Your first look at the big, new Federal Donuts & Chicken shop in South Philadelphia
The new Federal Donuts & Chicken shop is the chain's largest yet, and has a kitchen for doughnut and chicken research and development.
Federal Donuts & Chicken’s largest location yet will open Thursday in South Philadelphia’s Whitman neighborhood, on the corner of Wolf and Swanson Streets near Columbus Boulevard.
On paper, it replaces the original location, a mile away in Pennsport, which closed in January after a little over 12 years. This new spot has 24 seats, at tables and a counter, and will be open initially from 7 a.m. to 3 p.m. daily.
The new location also includes an R&D kitchen, important since FedNuts is expanding by franchising. Two years ago, the founders, including Michael Solomonov and Steve Cook of Zahav, announced that had taken on private-equity investment in a deal that could grow the brand to 150 stores nationwide.
The gamble is paying off; a franchise location opened this week in Las Vegas.
From the March 7 opening till March 17, the new Wolf Street location will offer $1 hot coffee with the purchase of a cinnamon brown sugar, strawberry lavender, or cookies and cream doughnut between 7 and 11 a.m. The first 50 customers on opening day will also receive an exclusive T-shirt.

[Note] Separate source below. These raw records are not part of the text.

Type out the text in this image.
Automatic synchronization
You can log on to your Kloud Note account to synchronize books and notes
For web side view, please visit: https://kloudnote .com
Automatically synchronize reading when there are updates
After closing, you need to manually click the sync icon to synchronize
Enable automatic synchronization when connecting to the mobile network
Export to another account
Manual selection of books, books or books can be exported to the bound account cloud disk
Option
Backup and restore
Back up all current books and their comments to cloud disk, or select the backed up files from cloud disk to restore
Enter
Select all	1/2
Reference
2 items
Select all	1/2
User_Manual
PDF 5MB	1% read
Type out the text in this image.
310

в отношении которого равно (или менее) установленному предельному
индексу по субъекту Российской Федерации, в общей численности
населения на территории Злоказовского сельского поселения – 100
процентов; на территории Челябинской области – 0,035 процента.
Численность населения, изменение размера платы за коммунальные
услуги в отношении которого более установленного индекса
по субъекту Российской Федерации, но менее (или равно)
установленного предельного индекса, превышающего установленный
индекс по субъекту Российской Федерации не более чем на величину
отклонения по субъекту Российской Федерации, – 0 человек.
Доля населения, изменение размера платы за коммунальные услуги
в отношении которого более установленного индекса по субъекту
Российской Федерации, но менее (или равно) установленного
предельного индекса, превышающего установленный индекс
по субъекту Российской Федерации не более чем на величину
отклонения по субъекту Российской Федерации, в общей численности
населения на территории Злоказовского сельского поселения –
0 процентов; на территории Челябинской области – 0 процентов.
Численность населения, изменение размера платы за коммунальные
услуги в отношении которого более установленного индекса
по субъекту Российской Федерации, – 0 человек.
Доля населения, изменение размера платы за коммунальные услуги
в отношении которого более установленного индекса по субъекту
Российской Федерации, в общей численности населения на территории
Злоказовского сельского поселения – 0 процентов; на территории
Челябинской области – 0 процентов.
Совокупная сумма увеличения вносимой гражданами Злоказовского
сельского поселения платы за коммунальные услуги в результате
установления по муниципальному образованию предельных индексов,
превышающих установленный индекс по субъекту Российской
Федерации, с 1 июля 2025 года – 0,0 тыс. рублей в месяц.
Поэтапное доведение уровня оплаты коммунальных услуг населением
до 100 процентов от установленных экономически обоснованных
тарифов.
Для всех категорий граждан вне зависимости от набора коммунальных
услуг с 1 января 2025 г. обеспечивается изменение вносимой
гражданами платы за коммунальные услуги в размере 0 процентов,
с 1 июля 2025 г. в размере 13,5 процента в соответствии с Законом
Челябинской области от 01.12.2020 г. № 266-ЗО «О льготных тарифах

Through March 8 chainwide, FedNuts will offer a limited-release doughnut called Porter’s Peep, which puts milk chocolate glaze, marshmallow glaze ring, and blue and yellow sprinkles atop a classic spiced cake doughnut. It was designed by a 12-year-old Children’s Hospital of Philadelphia patient named Porter; $1 per doughnut will be donated to CHOP’s greatest area of need.
Besides doughnuts and coffee/espresso drinks, the Wolf Street menu includes a breakfast sandwich of steamed and fried egg with Cooper Sharp cheese, bacon, cherry pepper relish and a hand-battered chicken tender on a potato roll), a fig mascarpone fancy doughnut, and the complement of chicken.
The Wolf Street location, amid a longtime industrial and warehouse district near I-95 and blessed with ample on-street parking, seems poised for a food-driven metamorphosis. One local restaurant group is in talks to open a commissary nearby, a local bakery is eyeing another building for an expansion, and a developer is planning a shopping center across the street.